Zheng Hao Tan

Initial Impressions of Microsoft Olive

Initial Impressions of Microsoft Olive

Date published: August 25, 2023

I spent a good chunk of my time last night installing and experimenting with Microsoft Olive - a new machine learning tool that allows for easy, hardware-aware machine learning model optimization. Here are some of my thoughts.

What is Olive and what does it try to solve?

Serving (inference) your machine learning models efficiently and performantly on heterogenous systems remain a huge pain point. In order to squeeze every last ounce of performance from your hardware, you'll need to apply various optimization techniques such as quantization and operator fusions. As of this writing, these techniques are very much state-of-the-art. It moves fast, techniques come and go as it remains an active research area, so it's pretty complex to set up. The way you do it also varies amongst hardware architectures!

Enter Olive, which caveat emptor, does all of this for you using its ONNXRuntime backend. By using a JSON configuration file as its entry point, you'll need to specify a PyTorch or ONNX model, its name, a set of input tensor shapes, desired target hardware and optimization pass(es) to apply to your model.

Here's a disclaimer: I've actually tried building something like this before. I was a former co-founder / CTO of Lexer, a YC backed startup that built collaborative tools to help teams of ML engineers benchmark and design their model graph. We released a Python SDK for this, and we're different than Olive UX wise by allowing users to annotate a PyTorch nn.Module with a @Lexer(...) Python decorator instead of a JSON configuration file. Finally, we'll then print all the inference statistics for you, and even suggest low-hanging fruit optimizations you could apply to your model. [1]

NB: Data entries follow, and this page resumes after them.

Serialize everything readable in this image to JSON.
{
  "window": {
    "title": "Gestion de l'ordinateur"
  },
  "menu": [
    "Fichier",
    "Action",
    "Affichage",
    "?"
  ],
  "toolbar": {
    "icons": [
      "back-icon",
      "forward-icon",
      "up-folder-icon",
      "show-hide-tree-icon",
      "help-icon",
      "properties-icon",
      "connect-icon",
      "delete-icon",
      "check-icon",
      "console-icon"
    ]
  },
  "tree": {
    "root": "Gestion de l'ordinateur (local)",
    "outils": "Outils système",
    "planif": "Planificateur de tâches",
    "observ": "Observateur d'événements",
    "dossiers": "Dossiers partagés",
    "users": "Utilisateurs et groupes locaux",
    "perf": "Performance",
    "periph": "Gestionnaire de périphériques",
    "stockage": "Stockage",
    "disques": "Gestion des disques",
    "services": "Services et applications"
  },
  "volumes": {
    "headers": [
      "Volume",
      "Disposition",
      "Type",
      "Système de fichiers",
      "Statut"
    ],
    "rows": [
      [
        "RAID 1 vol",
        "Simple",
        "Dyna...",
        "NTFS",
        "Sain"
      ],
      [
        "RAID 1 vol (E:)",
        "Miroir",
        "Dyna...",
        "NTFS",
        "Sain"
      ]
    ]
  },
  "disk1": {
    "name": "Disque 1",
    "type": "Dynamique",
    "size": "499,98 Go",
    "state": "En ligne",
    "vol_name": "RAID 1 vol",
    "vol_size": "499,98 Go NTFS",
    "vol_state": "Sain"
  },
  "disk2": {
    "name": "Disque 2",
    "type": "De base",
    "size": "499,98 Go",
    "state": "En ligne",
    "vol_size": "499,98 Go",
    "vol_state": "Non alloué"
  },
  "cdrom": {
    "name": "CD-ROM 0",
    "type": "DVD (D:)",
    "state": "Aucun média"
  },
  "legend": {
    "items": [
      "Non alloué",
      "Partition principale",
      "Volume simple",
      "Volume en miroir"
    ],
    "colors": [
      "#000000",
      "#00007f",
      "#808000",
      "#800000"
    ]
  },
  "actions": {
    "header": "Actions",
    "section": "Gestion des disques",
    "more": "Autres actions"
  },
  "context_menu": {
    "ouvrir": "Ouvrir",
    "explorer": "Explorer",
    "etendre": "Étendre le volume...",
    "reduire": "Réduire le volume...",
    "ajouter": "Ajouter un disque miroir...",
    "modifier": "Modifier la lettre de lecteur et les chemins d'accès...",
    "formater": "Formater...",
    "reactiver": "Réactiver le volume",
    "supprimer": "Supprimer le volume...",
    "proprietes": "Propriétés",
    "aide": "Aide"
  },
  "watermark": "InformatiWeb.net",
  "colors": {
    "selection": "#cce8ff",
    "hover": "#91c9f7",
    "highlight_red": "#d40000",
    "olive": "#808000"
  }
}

ONNXRuntime as a hard dependency

Olive has a hard dependency on ONNXRuntime, and after sifting through the codebase, I think it's not wrong to assume it's just a wrapper around it. I have my own thoughts on ONNXRuntime but is too long for a deep dive here, so I'll just summarize it as the following: I'd like to think of this product as not just an industry's "first attempt at a high level, framework agnostic DL compiler", but also serve as an on-ramp for Microsoft Azure to win cloud ML business. Customers want to deploy their ML model to run efficiently on a variety of hardware targets, and ONNXRuntime, even with default settings, lets them do so with minimal friction.

Olive's Competition in the ML Tooling Ecosystem

Olive doesn't have a direct competitor, but market forces and emerging user patterns will pose a risk for its relevancy. Let's take both top-down and bottom-up views.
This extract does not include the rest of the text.